Entwurf? Modell? Ein fertiges Gefäß?
bin ein Dazwischen

zwischen allen Welten.

ziellos erdlos himmellos
nicht hinauf nicht hinab

durch die Taufe Bürger des Lichts
durchs Leben Bürger der Dunkelheit

höre den Aufgang
des Dunkels

weiß, es ist da:
Hunger Leid Krieg

existent und 
kalt und 
bedrückend und 
hier.

harre auf den Aufgang
des Lichts

weiß, es ist da:
Sonne in der Nacht

Es kommt ein Schiff geladen

  1. Es kommt ein Schiff, geladen
    bis an sein' höchsten Bord,
    trägt müde Kameraden,
    die fliehn vor Tod und Mord.
  2. Das Schiff geht still im Triebe,
    es trägt ein teure Last:
    Die Menschen suchen Liebe,
    woll'n sein bei uns zu Gast.
  3. Das Schlauchboot haft' auf Erden,
    da ist das Schiff am Land.
    Voll Hoffnung die Gefährten:
    Zuflucht im Abendland.
  4. Zu Homs im Krieg geboren
    im Schutt ein Kindelein,
    ging es nun nicht verloren:
    Behütet muss es sein!
  5. Und wer dies Kind mit Freuden

Das ist für euch

Das ist für euch, die ihr mit Sturmgewehren
und Bomben meint, den Glauben zu verbreiten.
Mit Toten glaubt ihr, euren Gott zu ehren,
mit Unterdrückung wollt ihr ihm den Weg bereiten.
Das ist für euch, die ihr den eignen Glauben
verkennt und ihn für euren Hass missbraucht.
Die ihr Diskurs und Meinung niemals wollt erlauben,
die ihr die Angst, den Hass für eure Macht gebraucht.

Ostersegen

Und nun geht.

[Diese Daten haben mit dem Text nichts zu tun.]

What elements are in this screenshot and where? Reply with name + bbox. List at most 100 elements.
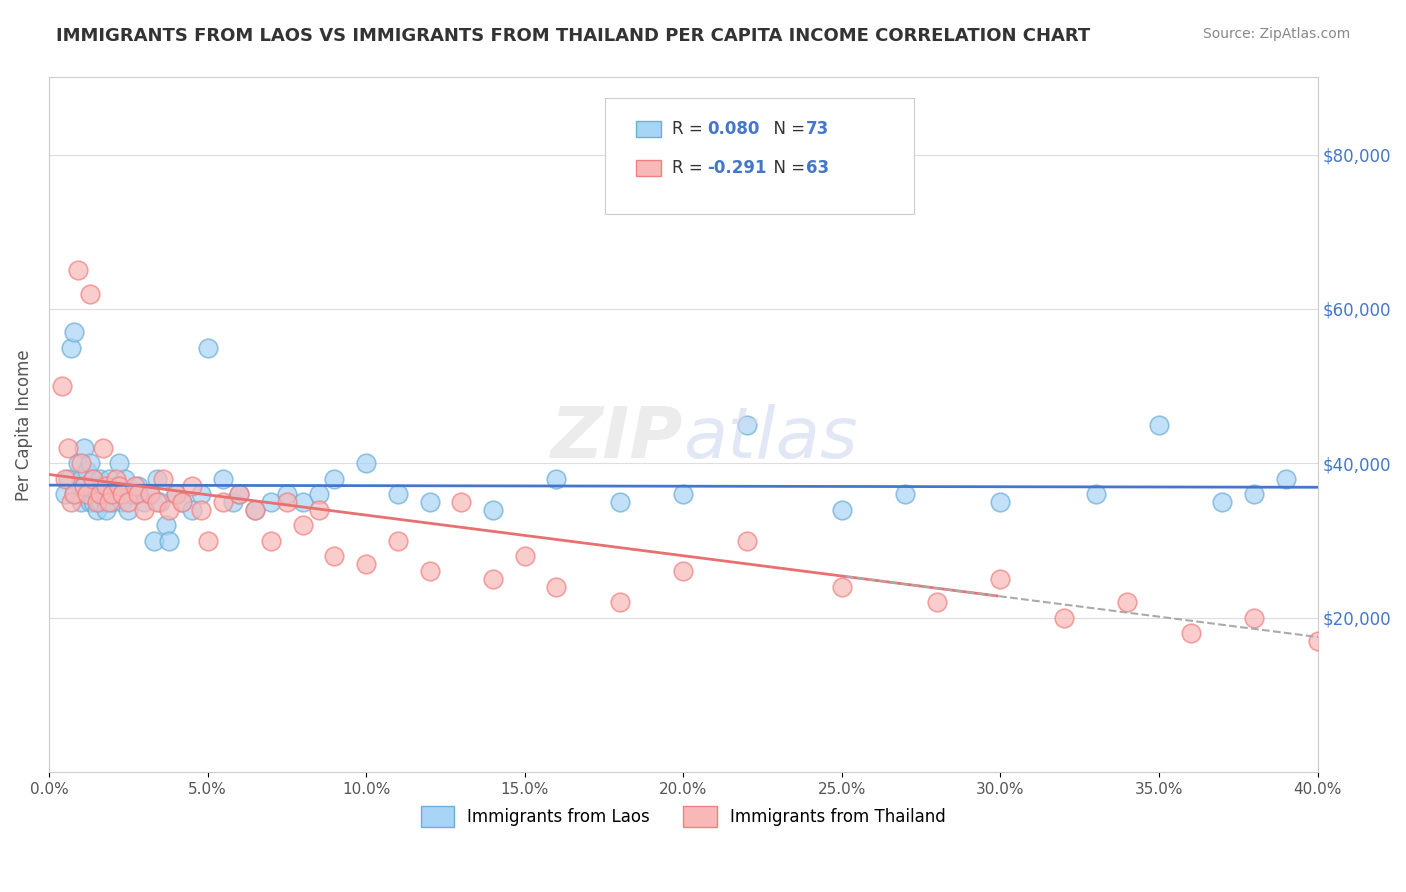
Point	[260, 533, 283, 548]
Point	[139, 487, 162, 501]
Point	[1243, 610, 1265, 624]
Point	[73, 479, 96, 493]
Point	[79, 456, 101, 470]
Point	[146, 495, 169, 509]
Point	[107, 456, 129, 470]
Point	[546, 580, 568, 594]
Point	[89, 495, 111, 509]
Point	[165, 487, 187, 501]
Text: N =: N =	[763, 120, 811, 138]
Point	[73, 479, 96, 493]
Point	[86, 479, 108, 493]
Point	[56, 472, 79, 486]
Point	[260, 495, 283, 509]
Point	[228, 487, 250, 501]
Point	[1369, 595, 1392, 609]
Point	[180, 479, 202, 493]
Point	[146, 472, 169, 486]
Point	[159, 533, 181, 548]
Point	[990, 495, 1012, 509]
Point	[1211, 495, 1233, 509]
Point	[69, 456, 91, 470]
Text: 0.080: 0.080	[707, 120, 759, 138]
Point	[107, 479, 129, 493]
Point	[190, 502, 212, 516]
Point	[155, 518, 177, 533]
Point	[66, 263, 89, 277]
Text: atlas: atlas	[683, 404, 858, 473]
Point	[450, 495, 472, 509]
Point	[104, 479, 127, 493]
Point	[120, 487, 142, 501]
Point	[672, 565, 695, 579]
Point	[69, 495, 91, 509]
Point	[82, 472, 104, 486]
Point	[76, 487, 98, 501]
Point	[197, 341, 219, 355]
Point	[419, 565, 441, 579]
Point	[73, 441, 96, 455]
Point	[79, 286, 101, 301]
Point	[69, 472, 91, 486]
Point	[222, 495, 245, 509]
Point	[76, 487, 98, 501]
Point	[98, 495, 121, 509]
Point	[990, 572, 1012, 586]
Point	[117, 495, 139, 509]
Point	[291, 518, 314, 533]
Point	[127, 479, 149, 493]
Point	[354, 456, 377, 470]
Point	[53, 487, 76, 501]
Point	[308, 487, 330, 501]
Point	[513, 549, 536, 563]
Point	[149, 495, 172, 509]
Point	[387, 487, 409, 501]
Point	[111, 495, 134, 509]
Text: 73: 73	[806, 120, 830, 138]
Point	[212, 495, 235, 509]
Text: R =: R =	[672, 159, 709, 177]
Point	[323, 472, 346, 486]
Point	[60, 341, 83, 355]
Point	[735, 417, 758, 432]
Point	[63, 325, 86, 339]
Point	[104, 472, 127, 486]
Legend: Immigrants from Laos, Immigrants from Thailand: Immigrants from Laos, Immigrants from Th…	[413, 799, 952, 833]
Point	[86, 502, 108, 516]
Point	[831, 502, 853, 516]
Point	[1306, 633, 1329, 648]
Point	[172, 495, 194, 509]
Point	[546, 472, 568, 486]
Point	[98, 472, 121, 486]
Point	[482, 572, 505, 586]
Point	[243, 502, 266, 516]
Point	[63, 487, 86, 501]
Point	[172, 495, 194, 509]
Point	[91, 487, 114, 501]
Point	[482, 502, 505, 516]
Point	[89, 472, 111, 486]
Point	[228, 487, 250, 501]
Point	[142, 533, 165, 548]
Point	[82, 495, 104, 509]
Text: 63: 63	[806, 159, 828, 177]
Point	[1116, 595, 1139, 609]
Point	[1275, 472, 1298, 486]
Point	[1053, 610, 1076, 624]
Point	[86, 495, 108, 509]
Point	[56, 441, 79, 455]
Point	[672, 487, 695, 501]
Point	[1243, 487, 1265, 501]
Point	[132, 502, 155, 516]
Text: IMMIGRANTS FROM LAOS VS IMMIGRANTS FROM THAILAND PER CAPITA INCOME CORRELATION C: IMMIGRANTS FROM LAOS VS IMMIGRANTS FROM …	[56, 27, 1091, 45]
Point	[51, 379, 73, 393]
Point	[101, 487, 124, 501]
Text: R =: R =	[672, 120, 709, 138]
Point	[152, 472, 174, 486]
Point	[91, 479, 114, 493]
Point	[419, 495, 441, 509]
Y-axis label: Per Capita Income: Per Capita Income	[15, 349, 32, 500]
Point	[165, 487, 187, 501]
Point	[190, 487, 212, 501]
Text: N =: N =	[763, 159, 811, 177]
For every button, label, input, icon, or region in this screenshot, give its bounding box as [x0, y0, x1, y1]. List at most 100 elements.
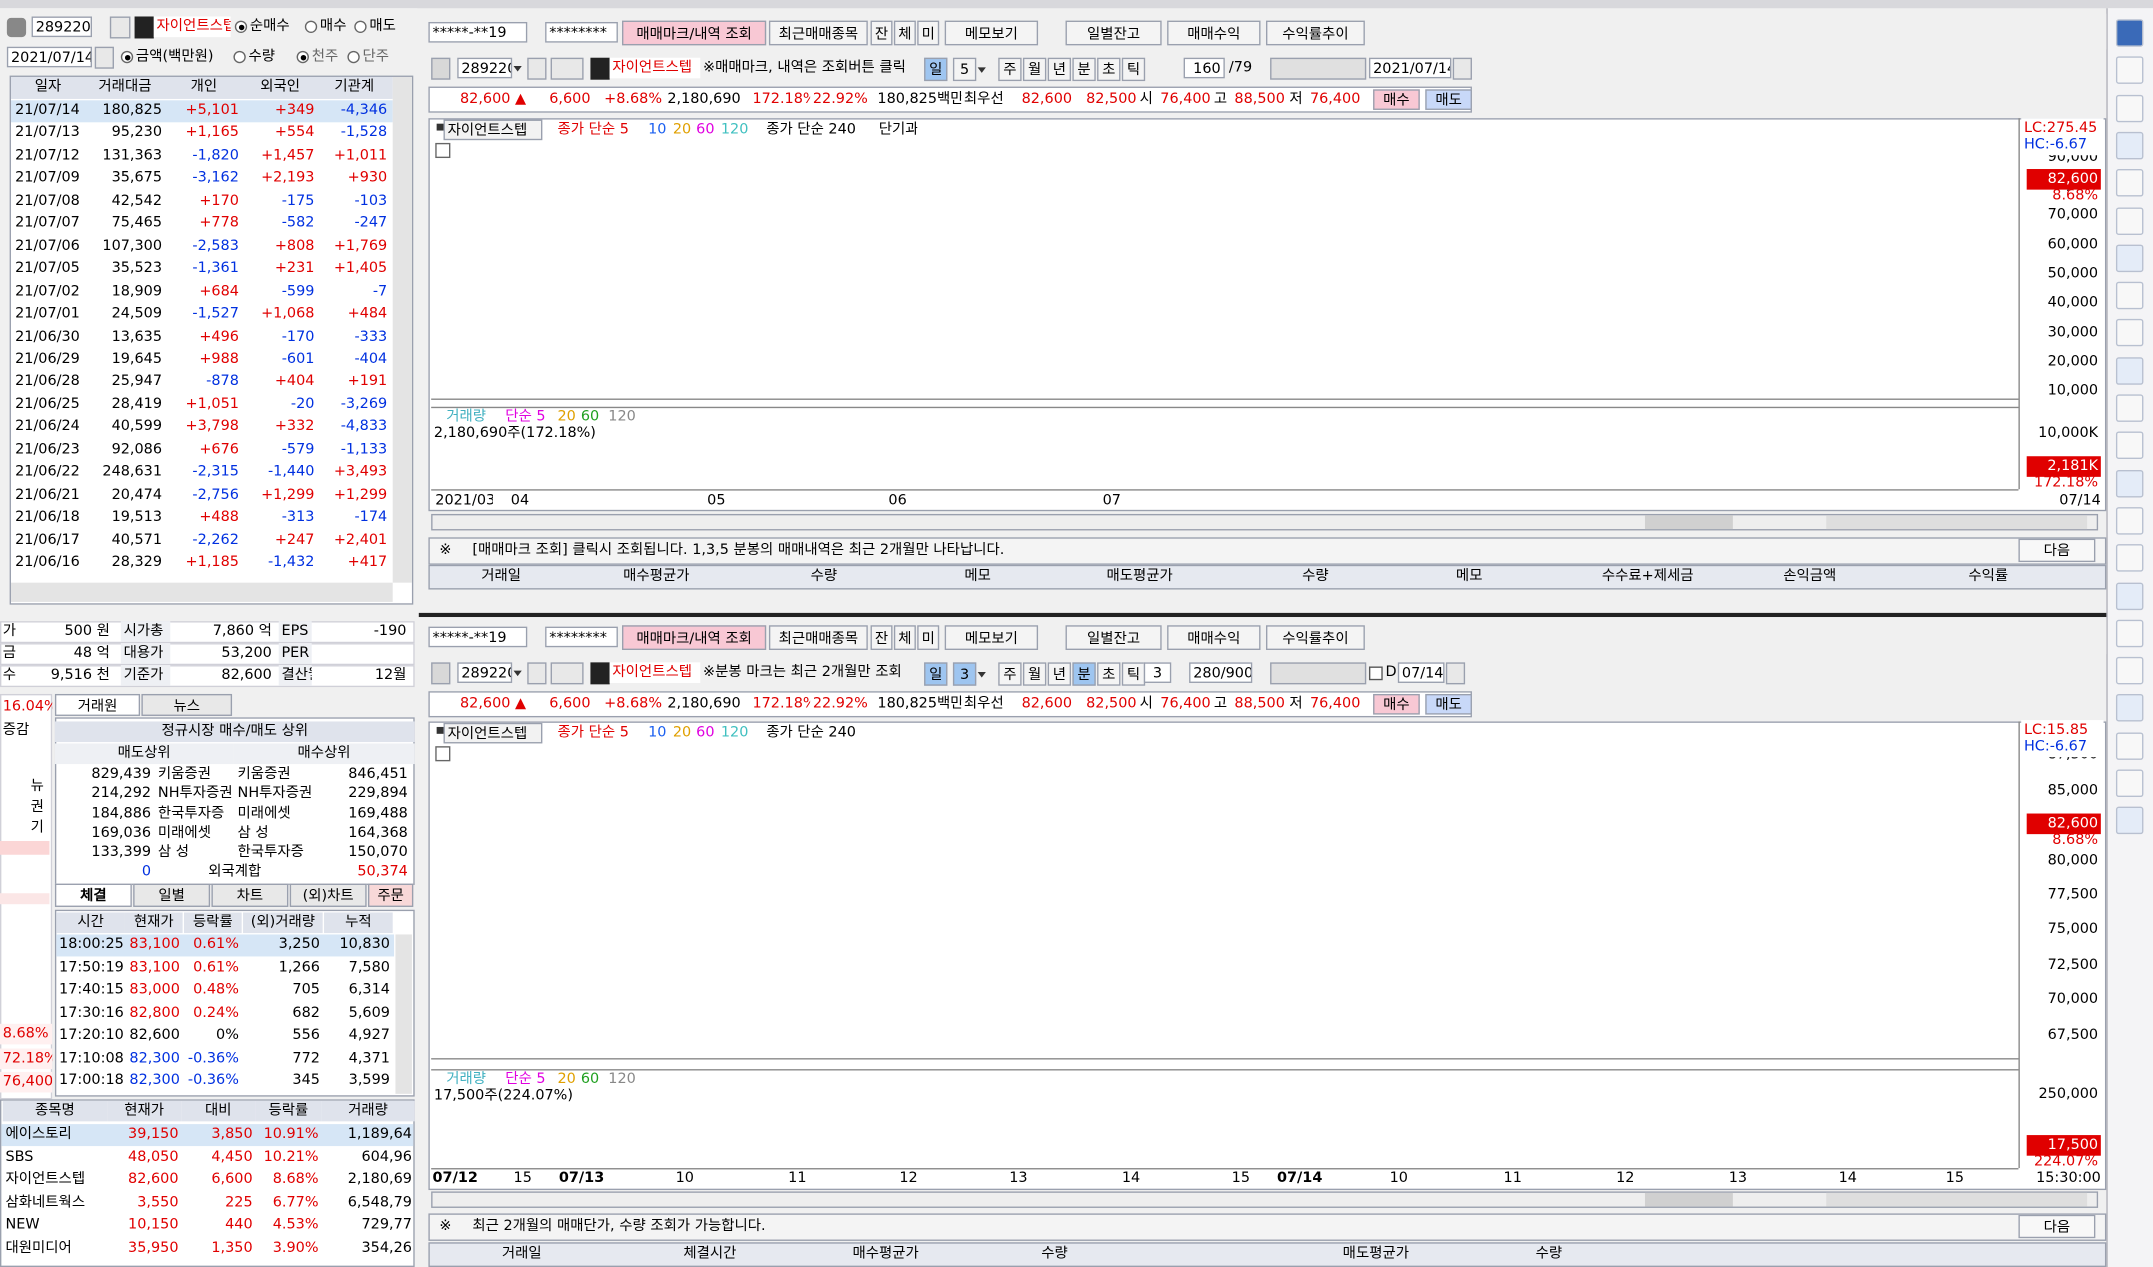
- toolbar-button[interactable]: 메모보기: [944, 20, 1039, 46]
- toolbar-icon[interactable]: [2115, 131, 2144, 160]
- date-input[interactable]: 07/14: [1397, 662, 1445, 683]
- period-button[interactable]: 3: [952, 662, 977, 686]
- toolbar-button[interactable]: 매매수익: [1167, 625, 1261, 650]
- order-button[interactable]: 매수: [1373, 89, 1420, 110]
- next-button[interactable]: 다음: [2018, 538, 2096, 563]
- radio[interactable]: [233, 50, 246, 64]
- period-button[interactable]: 5: [952, 57, 977, 82]
- toolbar-button[interactable]: 잔: [870, 20, 893, 46]
- tab[interactable]: 거래원: [54, 693, 141, 716]
- toolbar-button[interactable]: 미: [917, 625, 940, 650]
- period-button[interactable]: 틱: [1121, 57, 1146, 82]
- sound-button[interactable]: [550, 57, 584, 80]
- toolbar-button[interactable]: 최근매매종목: [768, 20, 868, 46]
- toolbar-icon[interactable]: [2115, 356, 2144, 385]
- period-button[interactable]: 분: [1072, 662, 1096, 686]
- toolbar-icon[interactable]: [2115, 469, 2144, 497]
- tab[interactable]: 뉴스: [141, 693, 233, 716]
- date-input[interactable]: 2021/07/14: [1368, 57, 1452, 79]
- account-input[interactable]: *****-**19: [428, 21, 528, 43]
- toolbar-icon[interactable]: [2115, 656, 2144, 685]
- count-field[interactable]: 280/900: [1189, 662, 1253, 683]
- toolbar-button[interactable]: 매매수익: [1167, 20, 1261, 46]
- calendar-button[interactable]: [1452, 57, 1472, 80]
- toolbar-button[interactable]: 체: [893, 20, 916, 46]
- scroll-controls[interactable]: [1644, 1192, 1733, 1207]
- toolbar-icon[interactable]: [2115, 544, 2144, 572]
- toolbar-icon[interactable]: [2115, 619, 2144, 647]
- tab[interactable]: 주문: [367, 883, 414, 907]
- search-button[interactable]: [109, 16, 131, 39]
- order-button[interactable]: 매수: [1373, 693, 1420, 715]
- stock-code[interactable]: 289220: [457, 662, 513, 683]
- stock-code[interactable]: 289220: [457, 57, 513, 79]
- toolbar-button[interactable]: 메모보기: [944, 625, 1039, 650]
- toolbar-button[interactable]: 수익률추이: [1265, 625, 1365, 650]
- toolbar-icon[interactable]: [2115, 319, 2144, 347]
- sound-button[interactable]: [550, 662, 584, 685]
- toolbar-icon[interactable]: [2115, 581, 2144, 610]
- period-button[interactable]: 월: [1022, 57, 1047, 82]
- date-input[interactable]: 2021/07/14: [6, 46, 92, 68]
- toolbar-button[interactable]: 미: [917, 20, 940, 46]
- radio[interactable]: [304, 20, 318, 33]
- account-input[interactable]: *****-**19: [428, 626, 528, 648]
- grid-toggle[interactable]: [435, 746, 451, 762]
- period-button[interactable]: 일: [924, 57, 948, 82]
- period-button[interactable]: 년: [1047, 662, 1072, 686]
- toolbar-icon[interactable]: [2115, 394, 2144, 422]
- stock-code[interactable]: 289220: [31, 16, 92, 38]
- order-button[interactable]: 매도: [1425, 693, 1472, 715]
- toolbar-icon[interactable]: [2115, 19, 2144, 47]
- radio[interactable]: [354, 20, 367, 33]
- password-input[interactable]: ********: [545, 21, 618, 43]
- toolbar-button[interactable]: 잔: [870, 625, 893, 650]
- chart-icon[interactable]: [431, 57, 451, 80]
- period-button[interactable]: 초: [1097, 662, 1121, 686]
- settings-icon[interactable]: [6, 17, 27, 38]
- toolbar-button[interactable]: 일별잔고: [1065, 20, 1162, 46]
- zoom-controls[interactable]: [1826, 1192, 2088, 1207]
- tab[interactable]: 차트: [211, 883, 289, 907]
- period-button[interactable]: 틱: [1121, 662, 1146, 686]
- count-field[interactable]: 160: [1183, 57, 1225, 79]
- period-button[interactable]: 초: [1097, 57, 1121, 82]
- toolbar-icon[interactable]: [2115, 169, 2144, 197]
- toolbar-icon[interactable]: [2115, 431, 2144, 460]
- period-button[interactable]: 월: [1022, 662, 1047, 686]
- period-button[interactable]: 주: [998, 662, 1022, 686]
- toolbar-icon[interactable]: [2115, 506, 2144, 535]
- toolbar-button[interactable]: 최근매매종목: [768, 625, 868, 650]
- period-button[interactable]: 년: [1047, 57, 1072, 82]
- toolbar-icon[interactable]: [2115, 732, 2144, 760]
- toolbar-button[interactable]: 체: [893, 625, 916, 650]
- period-button[interactable]: 분: [1072, 57, 1096, 82]
- toolbar-button[interactable]: 매매마크/내역 조회: [622, 20, 767, 46]
- toolbar-icon[interactable]: [2115, 244, 2144, 272]
- order-button[interactable]: 매도: [1425, 89, 1472, 110]
- period-button[interactable]: 주: [998, 57, 1022, 82]
- toolbar-icon[interactable]: [2115, 56, 2144, 85]
- password-input[interactable]: ********: [545, 626, 618, 648]
- toolbar-button[interactable]: 일별잔고: [1065, 625, 1162, 650]
- toolbar-button[interactable]: 매매마크/내역 조회: [622, 625, 767, 650]
- tab[interactable]: (외)차트: [289, 883, 367, 907]
- toolbar-icon[interactable]: [2115, 807, 2144, 835]
- tab[interactable]: 일별: [133, 883, 211, 907]
- calendar-button[interactable]: [94, 46, 114, 69]
- checkbox[interactable]: [1368, 666, 1383, 681]
- search-button[interactable]: [527, 57, 547, 80]
- zoom-controls[interactable]: [1826, 515, 2088, 530]
- toolbar-icon[interactable]: [2115, 206, 2144, 235]
- radio[interactable]: [347, 50, 360, 64]
- toolbar-icon[interactable]: [2115, 694, 2144, 722]
- toolbar-icon[interactable]: [2115, 769, 2144, 798]
- scroll-controls[interactable]: [1644, 515, 1733, 530]
- calendar-button[interactable]: [1445, 662, 1466, 685]
- period-button[interactable]: 일: [924, 662, 948, 686]
- toolbar-icon[interactable]: [2115, 94, 2144, 122]
- chart-icon[interactable]: [431, 662, 451, 685]
- tab[interactable]: 체결: [54, 883, 132, 907]
- search-button[interactable]: [527, 662, 547, 685]
- next-button[interactable]: 다음: [2018, 1214, 2096, 1239]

Geht mit Gottes Segen.
Geht in euer Leben, voller Kraft.
Liebt und streitet, lacht und weint,
lebt jeden Tag voll großer Leidenschaft.

Also geht. Gehet eure Wege.
Füllt die Tage, die er euch geschenkt.
Nutzt eure Gaben, bringt die Welt zum Blühen!
Denn alles kommt von dem, der Erd und Himmel lenkt.

Und nun geht. Das Leben ist voll Wunder.
Und selbst der Tod ist nunmehr nur ein kleines Tor.
Aus allem Dunkel, allen Trauerfalten
spitzt heut das Licht von Gottes Liebe vor.